基于 EMR on EKS 的 Spark 集群通过 Karpenter、Spot、Graviton 实现成本优化系列 Blog（三）：成本优化方案可靠性测试

1.背景

近年来云上的成本优化日益成为热门话题和上云客户的重要任务，EC2 Spot 凭借高达 90% 的折扣价成为成本优化利器，应用在各种成本优化方案中。比如在本系列 blog（一）中，我们讨论的基于 EMR on EKS 的 Spark 集群成本优化方案，就是通过 Karpenter 管理 Spot 和 Graviton。但是 EC2 Spot 作为 EC2 的空闲资源容量是动态变化的，且会因为价格过低、容量不足、或不满足创建 Spot 请求当中的约束条件而中断。因此，很多使用的 Spot 客户经常会遇到以下痛点：

无法启动新的 Spot 实例
如何选择中断率低的 Spot 实例
Spot 中断后如何让应用优雅退出
是否有方法模拟 Spot 中断验证当前应用程序的可用性

借由本次博客系列 blog（三），我们希望在探讨该方案的可靠性的过程中，以 AWS Well-Architected Framework 的六大支柱之一“可靠性支柱”为出发点，总结出 Spot 容量和中断的最佳实践，帮助客户实现 EC2 Spot 的高可靠管理和部署；并且通过 AWS Fault Injection Simulator 全托管服务模拟 Spot 中断故障，验证该方案下应用的可靠性。

2.Spot 重要知识点

Spot 容量池

不同实例系列、不同实例大小、不同可用区组合成一个容量池。

灵活性是成功使用 Spot 的基本原则，其中使用尽可能多且深的容量池（实例灵活，区域灵活）是我们使用 Spot 时的第一原则。对于每种工作负载，最佳实践是至少使用 10 种实例类型。

Spot 选型工具

Spot 服务发展至今，已经开发了越来越多便利的工具帮助我们更好的实现 Spot 实例选型，比如：

借助 Spot instance advisor 我们可以查看每个机型在所选区域（不包括中国区）近 30 天的平均中断率从而选择中断率低的机型。
若在中国区，可借助 Spot Placement Score 查看整体机型组合配置的健壮性，分数越高代表所选组合获得所需容量的可能性越大。
除了手动选型外，EC2 功能 Attribute Based Instance Selection（ABIS）可以根据计算要求基于实例属性自动选择实例类型配置容量。该功能支持 Spot，默认使用的分配策略是 Price capacity optimized。
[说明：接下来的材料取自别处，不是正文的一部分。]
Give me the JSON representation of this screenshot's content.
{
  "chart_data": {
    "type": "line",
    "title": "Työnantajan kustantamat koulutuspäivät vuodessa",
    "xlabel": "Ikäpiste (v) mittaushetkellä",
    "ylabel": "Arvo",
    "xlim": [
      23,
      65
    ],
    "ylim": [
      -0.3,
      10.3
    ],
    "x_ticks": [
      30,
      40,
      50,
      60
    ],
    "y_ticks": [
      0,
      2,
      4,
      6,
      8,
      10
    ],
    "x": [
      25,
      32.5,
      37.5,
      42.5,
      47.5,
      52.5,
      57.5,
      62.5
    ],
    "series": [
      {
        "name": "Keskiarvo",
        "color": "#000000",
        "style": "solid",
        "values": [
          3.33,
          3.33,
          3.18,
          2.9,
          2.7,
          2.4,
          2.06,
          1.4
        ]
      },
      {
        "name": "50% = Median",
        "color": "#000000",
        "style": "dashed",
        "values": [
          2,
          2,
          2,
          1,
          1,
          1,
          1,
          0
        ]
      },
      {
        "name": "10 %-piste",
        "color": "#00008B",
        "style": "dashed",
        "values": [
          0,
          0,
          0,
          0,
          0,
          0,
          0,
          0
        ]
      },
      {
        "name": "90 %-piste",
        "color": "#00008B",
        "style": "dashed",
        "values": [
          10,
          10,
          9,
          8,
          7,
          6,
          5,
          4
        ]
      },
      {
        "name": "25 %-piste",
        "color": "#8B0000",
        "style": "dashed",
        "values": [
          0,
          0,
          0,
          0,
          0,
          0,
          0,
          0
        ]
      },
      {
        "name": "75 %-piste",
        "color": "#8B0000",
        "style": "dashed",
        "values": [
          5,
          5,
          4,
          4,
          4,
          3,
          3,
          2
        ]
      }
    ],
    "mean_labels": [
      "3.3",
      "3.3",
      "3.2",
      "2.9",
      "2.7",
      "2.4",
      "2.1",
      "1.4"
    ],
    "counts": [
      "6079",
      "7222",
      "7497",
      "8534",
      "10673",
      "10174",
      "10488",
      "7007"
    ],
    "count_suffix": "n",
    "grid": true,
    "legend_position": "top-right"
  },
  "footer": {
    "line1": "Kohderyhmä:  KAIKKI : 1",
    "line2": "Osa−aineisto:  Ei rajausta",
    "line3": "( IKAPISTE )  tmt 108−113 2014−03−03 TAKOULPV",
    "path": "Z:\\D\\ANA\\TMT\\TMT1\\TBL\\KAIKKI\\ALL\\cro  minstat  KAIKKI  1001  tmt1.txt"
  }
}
由于目前 Karpenter 还不支持 ABIS 功能，本次方案部署时采用 Spot instance advisor 帮助实例选型。

Spot 中断管理

EC2 Spot 现支持两种中断通知：

提前两分钟发出的“EC2 Spot Interruption Notifications”通知（简称 ITN）；
在 Spot 实例处于中断高风险的情况下发出的“EC2 Instance Rebalance Recommendation”通知（简称 RBR）。该信号可能比该两分钟的 Spot 实例中断通知更早到达，从而让您有机会主动管理 Spot 实例。您可以决定将工作负载再平衡到不处于较高中断风险的新的或现有的 Spot 实例。

很多 AWS 托管服务例如 Amazon ECS、Amazon EKS、AWS Batch 和 AWS Elastic Beanstalk 内置支持管理 EC2 Spot 实例生命周期，这些服务通过与 EC2 Auto Scaling 集成可以响应 Spot 中断。

Spot 理想工作负载

因其中断特性，理想的工作负载需要具备可容错、松散耦合、灵活或者无状态的特点。因为容器的工作负载大多数时无状态的，所以容器与 Spot 结合堪称天作之合。

从 v0.19.0 开始，Karpenter 开始内置了对 Spot 中断的处理，不用再额外维护一个 Node Termination Handler 组件，进一步简化运维。Karpenter 使用 SQS 队列和 EventBridge 规则来处理即将发生的非自愿中断事件包括：

Spot Interruption Warnings
Scheduled Change Health Events (Maintenance Events)
Instance Terminating Events
Instance Stopping Events

当 Karpenter 检测到其中一个事件将发生在您的节点上时，它会自动在中断事件之前连接、耗尽和终止节点，以便在中断之前提供最大工作负载清理时间。

Karpenter 要求预置 SQS 队列，并添加 EventBridge 规则和目标，将中断事件从 AWS 服务转发到 SQS 队列。系列blog（一）中安装 Karpenter 时使用的入门指南的 CloudFormation 模板中已经提供了配置此基础设施的详细信息。

3.混沌工程测试工具 – AWS Fault Injection Simulator 全托管服务

AWS Fault Injection Simulator（FIS）是一项完全托管式服务，用于运行故障注入实验，以便改进应用程序的性能、可观测性和恢复能力。FIS 简化了跨一系列 AWS 服务来设置和运行受控故障注入实验的过程。

AWS FIS 实验注入的 Spot 实例中断的行为方式与其在 Amazon EC2 回收时相同（包括实例终止通知、重新平衡通知和您指定的中断行为），因此可以准确地再现真实状况。我们只需运行 AWS FIS 实验就可以模拟当 Amazon EC2 回收 Spot 实例时会发生的情况，让我们轻松可以观察应用程序是如何响应的，从而提高其性能和弹性。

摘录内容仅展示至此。